Avec sa centaine de donneurs bénévoles et des membres de la famille de la personne à transfuser par mois, la banque de Sang de l’hôpital régional de Maroua dans la région de l’Extrême-Nord, n’est pas logée à la bonne enseigne. Autre lieu, l’hôpital Laquintinie de Douala où depuis 2018, le pourcentage de donneurs bénévoles n’atteint pas 2%, d’après le responsable de la banque de sang. « Nous avons quelques volontaires en cas d’urgence, et quelques donneurs aussi mais non répertoriés. Chaque laborantin a ses contacts», fait savoir un responsable d’une formation sanitaire dans le Centre.
Donneur de sang où es-tu ?
Si pour lui cette situation peut se justifier par l’absence d’une banque de sang au sein de cette Fosa, il soutient que le véritable problème réside dans l’absence de la culture du don du sang au Cameroun et d’une politique adéquate en la matière. C’est d’ailleurs l’un des freins recensés dans une étude sociologique réalisée en 2017 par la Société française de transfusion sanguine, en collaboration avec le Programme national de transfusion sanguine (Pnts). En effet, le manque de volonté politique, l’ignorance du public en matière de don de sang et les barrières culturelles et religieuses sont les principaux maux de cet acte.
En fait, « Il y a beaucoup de mythes et de croyances au Cameroun autour du don du sang », explique le Pr Dora Mbanya. Morceaux choisis : «Si je donne mon sang, je vais transmettre des péchés » ; « On va se livrer à des pratiques ésotériques avec mon sang». Dans certaines régions comme à l’Extrême-Nord (qui compte deux banques de sang seulement), les donneurs, réticents, s’appuient sur leurs croyances religieuses pour justifier le refus de ce geste. Sans compter que « près de 20% des poches collectées sont ensuite détruites en raison d’une sérologie positive ».
Autre frein et pas des moindres, le prix d’une poche. Officiellement, il varie entre 18 000Fcfa (avec deux ou trois donneurs) et 30 000Fcfa (sans donneurs). Cependant, ces prix peuvent atteindre 100 000Fcfa par poche en fonction des spécificités du groupe sanguin sollicité. En guise de stratégies, le Cnts dit avoir fait le choix de travailler avec les associations œuvrant pour le don de sang. « Ils collaborent avec nous pour aller auprès de la communauté afin de mieux les sensibiliser. Normalement, ça devrait marcher mais il y a encore du travail à faire », confie à nos confrères de Lejour, le directeur général de ce Centre dont l’organisation et le fonctionnement ont été définis en février 2019 par le Président de la République.

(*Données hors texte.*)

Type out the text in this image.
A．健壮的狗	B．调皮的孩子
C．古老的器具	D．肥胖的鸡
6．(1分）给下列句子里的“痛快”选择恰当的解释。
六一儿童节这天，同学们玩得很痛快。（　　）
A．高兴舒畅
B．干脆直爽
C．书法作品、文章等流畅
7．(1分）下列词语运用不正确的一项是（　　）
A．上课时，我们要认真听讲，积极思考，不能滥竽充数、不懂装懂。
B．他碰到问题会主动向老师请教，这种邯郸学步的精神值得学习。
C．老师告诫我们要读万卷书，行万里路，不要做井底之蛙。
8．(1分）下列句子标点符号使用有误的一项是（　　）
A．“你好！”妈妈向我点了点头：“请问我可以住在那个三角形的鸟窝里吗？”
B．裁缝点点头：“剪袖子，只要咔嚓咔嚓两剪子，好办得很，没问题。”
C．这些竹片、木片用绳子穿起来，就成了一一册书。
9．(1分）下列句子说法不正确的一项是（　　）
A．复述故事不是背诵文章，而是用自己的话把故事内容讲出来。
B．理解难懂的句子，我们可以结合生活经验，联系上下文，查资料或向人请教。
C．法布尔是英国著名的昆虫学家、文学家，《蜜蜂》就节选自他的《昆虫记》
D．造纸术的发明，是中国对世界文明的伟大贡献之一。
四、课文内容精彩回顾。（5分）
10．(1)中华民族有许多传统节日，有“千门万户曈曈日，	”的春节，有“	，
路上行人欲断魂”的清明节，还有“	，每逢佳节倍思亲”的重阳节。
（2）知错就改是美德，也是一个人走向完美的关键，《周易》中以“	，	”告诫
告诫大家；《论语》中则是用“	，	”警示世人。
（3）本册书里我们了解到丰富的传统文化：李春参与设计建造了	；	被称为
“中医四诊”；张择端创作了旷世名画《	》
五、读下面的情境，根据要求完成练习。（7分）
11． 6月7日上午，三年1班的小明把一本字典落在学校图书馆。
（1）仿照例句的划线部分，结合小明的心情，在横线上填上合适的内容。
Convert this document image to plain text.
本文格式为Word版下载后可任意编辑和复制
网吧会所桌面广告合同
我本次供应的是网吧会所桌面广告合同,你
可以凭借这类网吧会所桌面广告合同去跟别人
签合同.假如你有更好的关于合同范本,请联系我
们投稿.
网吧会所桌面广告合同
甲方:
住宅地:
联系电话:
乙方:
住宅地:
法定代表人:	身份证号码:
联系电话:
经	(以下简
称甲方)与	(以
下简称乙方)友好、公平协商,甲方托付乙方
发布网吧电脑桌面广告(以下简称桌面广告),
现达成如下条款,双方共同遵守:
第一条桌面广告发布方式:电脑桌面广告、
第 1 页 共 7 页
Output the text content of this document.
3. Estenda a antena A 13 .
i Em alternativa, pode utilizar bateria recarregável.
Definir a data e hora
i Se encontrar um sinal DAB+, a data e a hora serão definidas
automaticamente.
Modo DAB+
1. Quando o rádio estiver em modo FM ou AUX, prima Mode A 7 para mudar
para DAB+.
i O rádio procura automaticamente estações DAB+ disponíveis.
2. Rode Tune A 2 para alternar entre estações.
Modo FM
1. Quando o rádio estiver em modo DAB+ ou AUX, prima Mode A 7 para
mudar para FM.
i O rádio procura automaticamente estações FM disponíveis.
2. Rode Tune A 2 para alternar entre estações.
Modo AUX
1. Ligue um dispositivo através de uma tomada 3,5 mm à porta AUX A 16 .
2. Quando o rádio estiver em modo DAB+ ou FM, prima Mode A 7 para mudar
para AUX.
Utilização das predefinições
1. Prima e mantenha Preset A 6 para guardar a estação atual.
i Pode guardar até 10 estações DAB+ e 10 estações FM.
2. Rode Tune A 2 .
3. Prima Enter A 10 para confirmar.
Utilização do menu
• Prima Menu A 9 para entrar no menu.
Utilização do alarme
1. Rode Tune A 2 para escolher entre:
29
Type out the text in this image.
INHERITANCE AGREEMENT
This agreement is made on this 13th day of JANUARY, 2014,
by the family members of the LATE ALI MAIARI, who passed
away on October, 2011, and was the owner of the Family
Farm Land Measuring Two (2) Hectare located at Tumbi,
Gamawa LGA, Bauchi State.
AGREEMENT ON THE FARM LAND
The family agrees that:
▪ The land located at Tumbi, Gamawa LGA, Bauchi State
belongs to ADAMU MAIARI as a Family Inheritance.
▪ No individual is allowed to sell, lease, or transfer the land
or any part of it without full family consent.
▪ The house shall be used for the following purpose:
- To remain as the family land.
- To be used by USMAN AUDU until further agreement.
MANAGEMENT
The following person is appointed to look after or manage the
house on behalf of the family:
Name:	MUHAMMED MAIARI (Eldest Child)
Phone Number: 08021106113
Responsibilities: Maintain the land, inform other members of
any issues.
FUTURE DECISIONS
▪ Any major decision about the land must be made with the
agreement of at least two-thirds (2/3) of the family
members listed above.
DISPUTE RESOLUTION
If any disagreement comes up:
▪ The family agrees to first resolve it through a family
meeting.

Quoi qu’il en soit, l’un des défis majeurs des officiels de la santé camerounais est la mise en place du système de transfusion sanguine reposant sur les dons bénévoles, volontaires et non rémunérés, a fait savoir le Minsanté. A noter que le Cameroun s’est joint à la communauté internationale le 14 juin dernier pour célébrer la journée mondiale du donner du sang. C’était sous le thème : « Donnez du sang pour faire battre le cœur du monde ». En rappel, la journée mondiale du don du sang a pour objectif de sensibiliser les populations aux enjeux des dons de sang, d’encourager le don du sang et de promouvoir l’importance de cet acte. Elle a été lancée en 2004 par l’OMS.